CAPÍTULO 4: A Missão do Casamento

Timothy Keller

O propósito do casamento não é a felicidade própria, mas a transformação mútua rumo à santidade: comprometer-se não com quem o cônjuge é hoje, mas com a pessoa gloriosa que ele virá a ser — sendo instrumento dessa transformação.

O Atrito é a Lixa

Após o casamento, defeitos que o namoro escondia vêm à tona — no outro e em você. A leitura de conforto diz “ele me decepcionou”; a de missão diz “fui colocado ao lado dele para participar dessa cura — e da minha”. O atrito conjugal é instrumento de transformação, não prova de incompatibilidade.
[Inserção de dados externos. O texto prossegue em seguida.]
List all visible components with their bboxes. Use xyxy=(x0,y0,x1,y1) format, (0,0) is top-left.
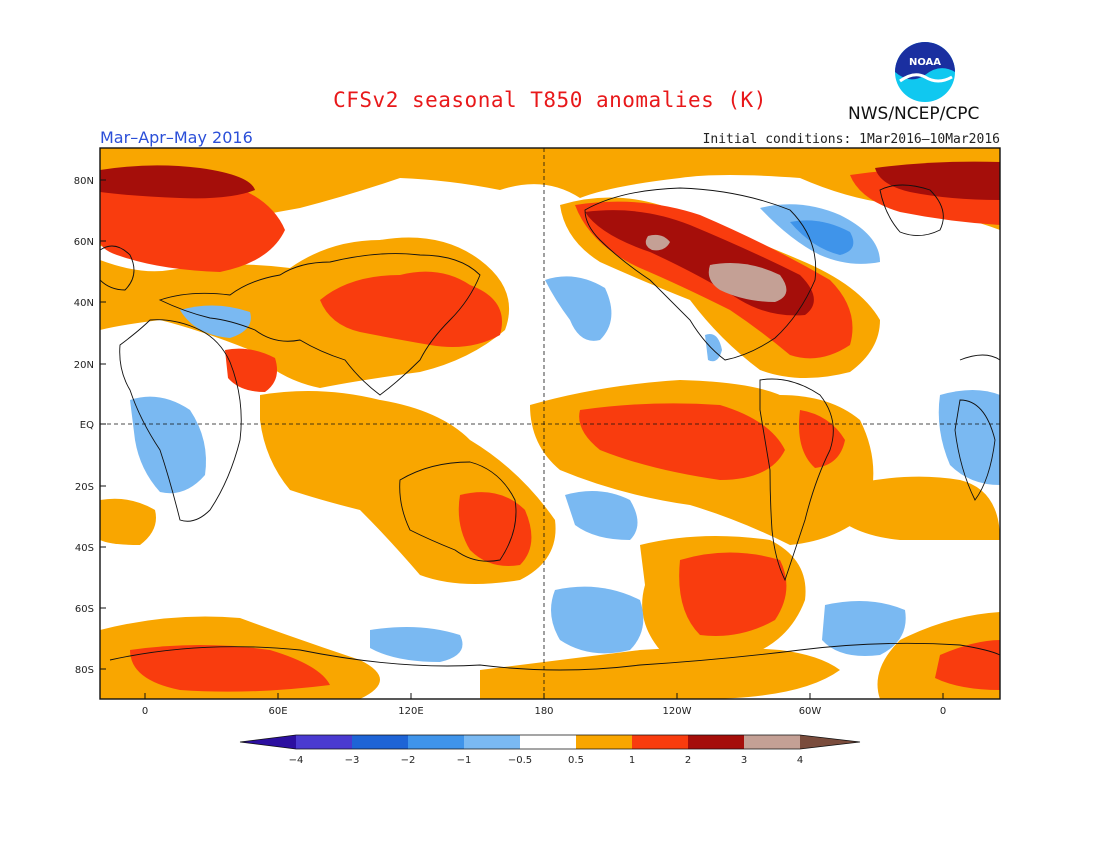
anomaly-region-arctic-core-east-2 xyxy=(875,161,1000,200)
colorbar-segment-1-2 xyxy=(632,735,688,749)
anomaly-region-labrador-cold xyxy=(790,220,854,255)
colorbar-label: 3 xyxy=(741,755,747,766)
initial-conditions: Initial conditions: 1Mar2016–10Mar2016 xyxy=(702,132,1000,147)
colorbar-label: 0.5 xyxy=(568,755,584,766)
anomaly-region-africa-cool xyxy=(130,396,206,494)
colorbar-label: 2 xyxy=(685,755,691,766)
colorbar-segment-3-4 xyxy=(744,735,800,749)
colorbar-label: 4 xyxy=(797,755,803,766)
latitude-label: 80S xyxy=(75,665,94,676)
longitude-axis: 0 60E 120E 180 120W 60W 0 xyxy=(142,693,946,717)
latitude-label: 20S xyxy=(75,482,94,493)
forecast-period: Mar–Apr–May 2016 xyxy=(100,128,253,147)
anomaly-region-india xyxy=(225,348,278,392)
coastlines xyxy=(100,184,1000,671)
longitude-label: 60E xyxy=(268,706,287,717)
anomaly-region-alaska-peak xyxy=(645,234,670,251)
anomaly-field xyxy=(100,148,1000,699)
anomaly-region-north-pacific-cool xyxy=(545,276,612,341)
map-title: CFSv2 seasonal T850 anomalies (K) xyxy=(333,88,767,112)
anomaly-region-south-pacific-cool xyxy=(565,491,638,540)
longitude-label: 180 xyxy=(534,706,553,717)
noaa-logo: NOAA xyxy=(895,42,955,102)
colorbar-segment-neg2-neg1 xyxy=(408,735,464,749)
latitude-label: 40N xyxy=(74,298,94,309)
longitude-label: 0 xyxy=(940,706,946,717)
longitude-label: 120W xyxy=(663,706,692,717)
colorbar-segment-05-1 xyxy=(576,735,632,749)
colorbar-label: −4 xyxy=(289,755,304,766)
logo-text: NOAA xyxy=(909,57,941,68)
colorbar-segment-gt4 xyxy=(800,735,860,749)
colorbar-label: 1 xyxy=(629,755,635,766)
colorbar-segment-neg3-neg2 xyxy=(352,735,408,749)
colorbar-label: −2 xyxy=(401,755,416,766)
longitude-label: 0 xyxy=(142,706,148,717)
anomaly-region-southern-ocean-cool-2 xyxy=(822,601,906,656)
colorbar: −4 −3 −2 −1 −0.5 0.5 1 2 3 4 xyxy=(239,734,861,766)
anomaly-region-antarctica-core xyxy=(130,645,330,692)
longitude-label: 120E xyxy=(398,706,423,717)
latitude-label: EQ xyxy=(80,420,94,431)
anomaly-region-antarctica-core-east xyxy=(935,640,1000,690)
anomaly-region-brazil-coast xyxy=(799,410,845,468)
anomaly-region-siberia xyxy=(100,181,285,272)
colorbar-label: −0.5 xyxy=(508,755,532,766)
colorbar-segment-neg4-neg3 xyxy=(296,735,352,749)
anomaly-region-west-africa xyxy=(100,498,156,545)
anomaly-region-nino xyxy=(579,403,785,480)
colorbar-outline xyxy=(239,734,861,750)
anomaly-region-southern-ocean-cool xyxy=(551,586,644,654)
latitude-label: 40S xyxy=(75,543,94,554)
anomaly-region-australia-east xyxy=(458,492,532,566)
latitude-label: 60S xyxy=(75,604,94,615)
agency-label: NWS/NCEP/CPC xyxy=(848,104,980,124)
colorbar-segment-neg05-05 xyxy=(520,735,576,749)
anomaly-region-east-asia xyxy=(320,271,502,348)
anomaly-region-antarctica-east xyxy=(480,647,840,699)
colorbar-label: −3 xyxy=(345,755,360,766)
colorbar-label: −1 xyxy=(457,755,472,766)
latitude-label: 20N xyxy=(74,360,94,371)
anomaly-region-arctic xyxy=(100,148,1000,248)
anomaly-region-south-pacific-core xyxy=(679,552,787,636)
latitude-axis: 80N 60N 40N 20N EQ 20S 40S 60S 80S xyxy=(74,176,106,676)
anomaly-region-mediterranean-cool xyxy=(180,305,251,338)
colorbar-segment-2-3 xyxy=(688,735,744,749)
latitude-label: 80N xyxy=(74,176,94,187)
latitude-label: 60N xyxy=(74,237,94,248)
colorbar-segment-lt-neg4 xyxy=(240,735,296,749)
colorbar-segment-neg1-neg05 xyxy=(464,735,520,749)
longitude-label: 60W xyxy=(799,706,822,717)
anomaly-region-south-atlantic xyxy=(830,476,1000,540)
anomaly-region-siberia-core xyxy=(100,165,255,199)
anomaly-region-canada-peak xyxy=(708,262,787,302)
anomaly-region-antarctic-peninsula-cool xyxy=(370,626,463,662)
Como aplicar: trate os defeitos que o casamento expôs como a agenda de crescimento que ele marcou para você.

Ame o Eu Glorioso Futuro

Amar de aliança é enxergar no cônjuge não o pior que ele é, mas a visão do melhor que ele se tornará. Você se compromete com quem ele virá a ser e serve essa mudança — sem rejeitá-lo pelas falhas presentes. Comprometer-se com a pessoa futura, e não só com a atual, é o que dá ao casamento sua direção.
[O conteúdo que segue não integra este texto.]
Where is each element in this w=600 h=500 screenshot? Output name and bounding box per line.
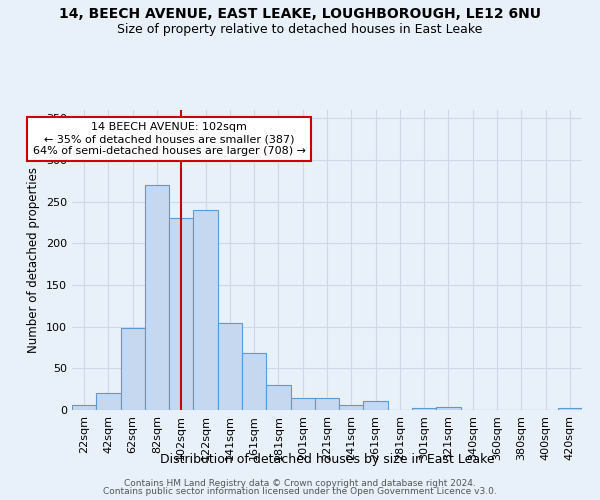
Text: Distribution of detached houses by size in East Leake: Distribution of detached houses by size …: [160, 452, 494, 466]
Text: Contains HM Land Registry data © Crown copyright and database right 2024.: Contains HM Land Registry data © Crown c…: [124, 478, 476, 488]
Bar: [364, 401, 388, 410]
Bar: [266, 385, 290, 410]
Bar: [121, 328, 145, 410]
Bar: [193, 210, 218, 410]
Bar: [290, 398, 315, 410]
Bar: [145, 185, 169, 410]
Bar: [72, 405, 96, 410]
Text: 14 BEECH AVENUE: 102sqm
← 35% of detached houses are smaller (387)
64% of semi-d: 14 BEECH AVENUE: 102sqm ← 35% of detache…: [32, 122, 305, 156]
Bar: [218, 324, 242, 410]
Text: Contains public sector information licensed under the Open Government Licence v3: Contains public sector information licen…: [103, 487, 497, 496]
Bar: [96, 394, 121, 410]
Bar: [339, 405, 364, 410]
Bar: [169, 218, 193, 410]
Text: 14, BEECH AVENUE, EAST LEAKE, LOUGHBOROUGH, LE12 6NU: 14, BEECH AVENUE, EAST LEAKE, LOUGHBOROU…: [59, 8, 541, 22]
Bar: [242, 354, 266, 410]
Bar: [436, 406, 461, 410]
Y-axis label: Number of detached properties: Number of detached properties: [28, 167, 40, 353]
Bar: [558, 408, 582, 410]
Bar: [315, 398, 339, 410]
Text: Size of property relative to detached houses in East Leake: Size of property relative to detached ho…: [118, 22, 482, 36]
Bar: [412, 408, 436, 410]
Pergunta-chave: “estou ajudando meu cônjuge a se tornar quem ele deve ser?” — essa é a medida do sucesso conjugal.

Felicidade é Subproduto

Buscar só o próprio bem-estar esvazia a missão e leva à estagnação; o casamento como zona de conforto adoece. A alegria conjugal vem como fruto de uma missão comum — a santidade um do outro e o serviço ao Reino — não como alvo direto. Quem persegue a felicidade a perde; quem serve a missão a encontra de lado.

Modelo mental: casamento é projeto de transformação a dois, não arranjo de conforto.

Lições-Chave do Capítulo 4

  • O alvo do casamento é a santidade do outro, não a felicidade própria (que vem como fruto).
  • Ame o cônjuge pela pessoa gloriosa que ele virá a ser, não só pela que é hoje.
  • O atrito conjugal é instrumento de transformação — recebido assim, edifica.